Há algo de “longe demais” neste trecho. A FCT, além de organização, é agora uma seção nacional de um Comitê que nunca tivemos qualquer contato antes da FCT. Relação de seção é algo muito sério que não pode ser simplesmente estabelecido com uma frente. A frente está aberta para qualquer militante ou organização que tenha acordo com os seus princípios mínimos, mas não está aberta para se tornar seção de outra organização. Além disso, o Coletivo Lenin não passou a estabelecer relações fraternais com quaisquer dessas organizações. Essa discussão não foi levantada dentro do CL. Relações fraternais, apesar do nome legal, exigem de fato, relações fraternais e não somente reconhecimento público. Pouco conhecemos do programa e atuação de tais organizações. E do que conhecemos, temos sérias discordâncias.— O que é e para onde vai a FCT?, 14 de agosto de 2015.

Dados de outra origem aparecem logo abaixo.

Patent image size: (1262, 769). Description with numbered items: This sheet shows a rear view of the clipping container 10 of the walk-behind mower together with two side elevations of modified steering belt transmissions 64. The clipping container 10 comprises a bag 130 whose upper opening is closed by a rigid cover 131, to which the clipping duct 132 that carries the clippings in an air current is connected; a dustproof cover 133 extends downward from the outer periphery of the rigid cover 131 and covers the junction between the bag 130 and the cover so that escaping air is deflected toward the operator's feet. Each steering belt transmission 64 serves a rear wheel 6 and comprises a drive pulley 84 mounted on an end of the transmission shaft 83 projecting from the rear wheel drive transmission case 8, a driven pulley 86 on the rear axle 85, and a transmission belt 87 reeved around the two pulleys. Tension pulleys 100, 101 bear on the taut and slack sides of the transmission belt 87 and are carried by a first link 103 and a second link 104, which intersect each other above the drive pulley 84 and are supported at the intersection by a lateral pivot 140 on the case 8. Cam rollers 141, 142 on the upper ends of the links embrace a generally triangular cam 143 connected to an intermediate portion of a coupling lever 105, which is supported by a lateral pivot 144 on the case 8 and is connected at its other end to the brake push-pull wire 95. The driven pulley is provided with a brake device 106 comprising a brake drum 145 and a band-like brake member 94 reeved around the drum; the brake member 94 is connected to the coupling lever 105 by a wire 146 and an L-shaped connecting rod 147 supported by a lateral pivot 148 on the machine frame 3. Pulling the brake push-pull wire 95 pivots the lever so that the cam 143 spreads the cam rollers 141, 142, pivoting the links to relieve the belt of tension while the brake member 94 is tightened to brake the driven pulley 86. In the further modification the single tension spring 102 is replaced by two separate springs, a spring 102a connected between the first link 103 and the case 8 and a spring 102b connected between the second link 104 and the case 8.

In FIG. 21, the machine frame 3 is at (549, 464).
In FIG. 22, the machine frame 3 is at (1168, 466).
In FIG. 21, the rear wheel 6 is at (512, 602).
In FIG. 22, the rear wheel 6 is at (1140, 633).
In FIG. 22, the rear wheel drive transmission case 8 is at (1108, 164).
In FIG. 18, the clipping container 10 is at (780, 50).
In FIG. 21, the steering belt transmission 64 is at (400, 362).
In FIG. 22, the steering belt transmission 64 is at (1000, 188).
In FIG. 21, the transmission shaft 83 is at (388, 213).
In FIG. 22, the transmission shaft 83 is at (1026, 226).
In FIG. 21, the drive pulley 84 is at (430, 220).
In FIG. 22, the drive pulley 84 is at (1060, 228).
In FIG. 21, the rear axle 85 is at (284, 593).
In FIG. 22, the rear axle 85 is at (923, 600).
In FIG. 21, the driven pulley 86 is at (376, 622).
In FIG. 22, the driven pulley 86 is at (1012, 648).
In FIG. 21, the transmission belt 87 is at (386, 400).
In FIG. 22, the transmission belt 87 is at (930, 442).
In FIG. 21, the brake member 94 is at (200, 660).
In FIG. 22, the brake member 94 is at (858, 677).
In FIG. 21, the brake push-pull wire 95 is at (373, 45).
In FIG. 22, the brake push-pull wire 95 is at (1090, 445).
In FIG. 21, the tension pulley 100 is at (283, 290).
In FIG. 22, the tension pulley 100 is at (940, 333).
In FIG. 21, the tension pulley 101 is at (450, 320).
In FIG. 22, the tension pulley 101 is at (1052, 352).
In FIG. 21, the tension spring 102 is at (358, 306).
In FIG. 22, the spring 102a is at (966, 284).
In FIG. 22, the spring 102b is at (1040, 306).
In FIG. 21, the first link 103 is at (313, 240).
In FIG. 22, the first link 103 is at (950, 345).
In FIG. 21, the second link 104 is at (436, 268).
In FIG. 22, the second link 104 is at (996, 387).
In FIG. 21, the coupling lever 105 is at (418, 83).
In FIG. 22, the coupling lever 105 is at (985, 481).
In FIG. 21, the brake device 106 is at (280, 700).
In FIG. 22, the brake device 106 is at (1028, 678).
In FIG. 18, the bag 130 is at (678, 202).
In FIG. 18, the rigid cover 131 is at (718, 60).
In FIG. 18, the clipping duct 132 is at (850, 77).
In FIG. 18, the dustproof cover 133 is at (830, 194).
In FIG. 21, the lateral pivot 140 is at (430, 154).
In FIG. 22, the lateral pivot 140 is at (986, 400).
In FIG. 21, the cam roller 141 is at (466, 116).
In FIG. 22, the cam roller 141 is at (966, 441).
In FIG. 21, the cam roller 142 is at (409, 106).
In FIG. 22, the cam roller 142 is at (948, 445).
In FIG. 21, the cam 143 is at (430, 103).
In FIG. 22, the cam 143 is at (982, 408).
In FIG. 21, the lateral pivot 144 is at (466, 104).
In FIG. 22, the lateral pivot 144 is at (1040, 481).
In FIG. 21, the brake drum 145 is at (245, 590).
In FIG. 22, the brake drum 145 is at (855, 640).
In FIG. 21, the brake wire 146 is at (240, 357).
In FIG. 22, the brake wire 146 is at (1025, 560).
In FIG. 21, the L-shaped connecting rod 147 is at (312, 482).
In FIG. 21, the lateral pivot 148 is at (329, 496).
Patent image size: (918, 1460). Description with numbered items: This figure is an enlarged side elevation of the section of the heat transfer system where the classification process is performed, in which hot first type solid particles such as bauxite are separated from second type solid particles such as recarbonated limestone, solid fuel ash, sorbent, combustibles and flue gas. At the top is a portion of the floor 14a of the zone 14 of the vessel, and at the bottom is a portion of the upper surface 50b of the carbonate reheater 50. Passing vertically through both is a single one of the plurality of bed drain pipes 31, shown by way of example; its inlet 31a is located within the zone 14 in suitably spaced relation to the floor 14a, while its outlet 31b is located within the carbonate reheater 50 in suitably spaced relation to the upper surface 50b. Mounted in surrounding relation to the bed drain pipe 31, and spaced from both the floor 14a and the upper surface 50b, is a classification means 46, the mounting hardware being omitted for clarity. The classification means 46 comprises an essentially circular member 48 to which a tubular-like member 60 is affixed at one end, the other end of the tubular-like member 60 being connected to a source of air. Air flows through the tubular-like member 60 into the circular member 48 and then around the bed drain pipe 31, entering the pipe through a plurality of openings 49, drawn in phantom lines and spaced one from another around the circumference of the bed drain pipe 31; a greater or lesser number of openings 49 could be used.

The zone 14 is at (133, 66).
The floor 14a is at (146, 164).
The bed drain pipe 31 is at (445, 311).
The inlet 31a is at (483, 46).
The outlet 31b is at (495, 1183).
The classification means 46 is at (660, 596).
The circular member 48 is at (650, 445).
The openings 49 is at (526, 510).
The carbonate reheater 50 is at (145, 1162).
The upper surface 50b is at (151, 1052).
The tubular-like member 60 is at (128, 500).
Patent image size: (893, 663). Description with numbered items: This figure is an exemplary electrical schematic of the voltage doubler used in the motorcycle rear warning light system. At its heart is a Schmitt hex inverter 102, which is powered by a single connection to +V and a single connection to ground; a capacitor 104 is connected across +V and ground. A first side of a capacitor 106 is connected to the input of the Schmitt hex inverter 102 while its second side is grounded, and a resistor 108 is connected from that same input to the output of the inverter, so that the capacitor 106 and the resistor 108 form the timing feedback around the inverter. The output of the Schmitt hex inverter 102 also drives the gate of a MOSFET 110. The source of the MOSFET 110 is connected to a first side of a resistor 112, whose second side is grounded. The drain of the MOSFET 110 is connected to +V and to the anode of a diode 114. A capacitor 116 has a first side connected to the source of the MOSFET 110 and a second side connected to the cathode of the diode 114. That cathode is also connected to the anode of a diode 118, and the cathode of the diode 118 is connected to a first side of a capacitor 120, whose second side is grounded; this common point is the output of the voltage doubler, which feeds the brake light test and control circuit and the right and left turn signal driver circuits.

http://coletivolenin.blogspot.com.br/2015/08/o-que-e-e-pra-onde-vai-frente-comunista_14.html
Nós, enquanto revolucionários, defendemos a fusão com outras organizações sempre sobre marcos de programa bem claros e amplamente discutidos. Organizações devem se fundir quando as diferenças existentes entre elas não justificam que continuem existindo separadamente, podendo ser resolvidas ao longo do trabalho político conjunto. Esse claramente não é o caso do que acontece com a FCT, aonde o desejo de se agrupar, impulsionado por marcos programáticos insuficientes (e errados, como explicaremos a seguir), se sobrepõe à defesa coerente do programa marxista, ou de qualquer programa coerente, por sinal.
Um “programa” enganoso
Agora que já explicamos nossas diferenças com o método de construção de partido empregado pela FCT, vamos criticar os pontos de unidade desse agrupamento. Começaremos pelo voto crítico em Dilma Rousseff no 2º turno das eleições presidenciais de 2014. A premissa desse apoio é que a vitória eleitoral do PT/PMDB viria a conter profundos ataques à classe trabalhadora e aos setores oprimidos da população em geral. Será que é isso que verificamos desde então? Em um momento em que presenciamos a mais brutal onda de ataques aos direitos trabalhistas desde o golpe de 1964, acompanhada de profundos cortes nas políticas sociais (educação, saúde, transporte, moradia) nem a própria FCT é capaz de sustentar tal absurdo. Porém, mais uma vez utilizam o argumento do “golpismo” para explicar tal realidade, negando assim o inteiro comprometimento do PT (que tem protagonizado muitos desses ataques) com a agenda burguesa: “o giro à direita no governo Dilma, produto da pressão golpista, já havia sido previsto por nós ainda durante a campanha”. Mesmo que esse argumento de “causa externa” para os ataques do PT aos trabalhadores fosse válido, a reeleição de Dilma alterou alguma coisa, seja em termos dos ataques em si ou do fortalecimento dos direitistas? Valeu a pena orientar o proletariado a escolher essa candidatura? É impossível que se dê resposta afirmativa a essas perguntas.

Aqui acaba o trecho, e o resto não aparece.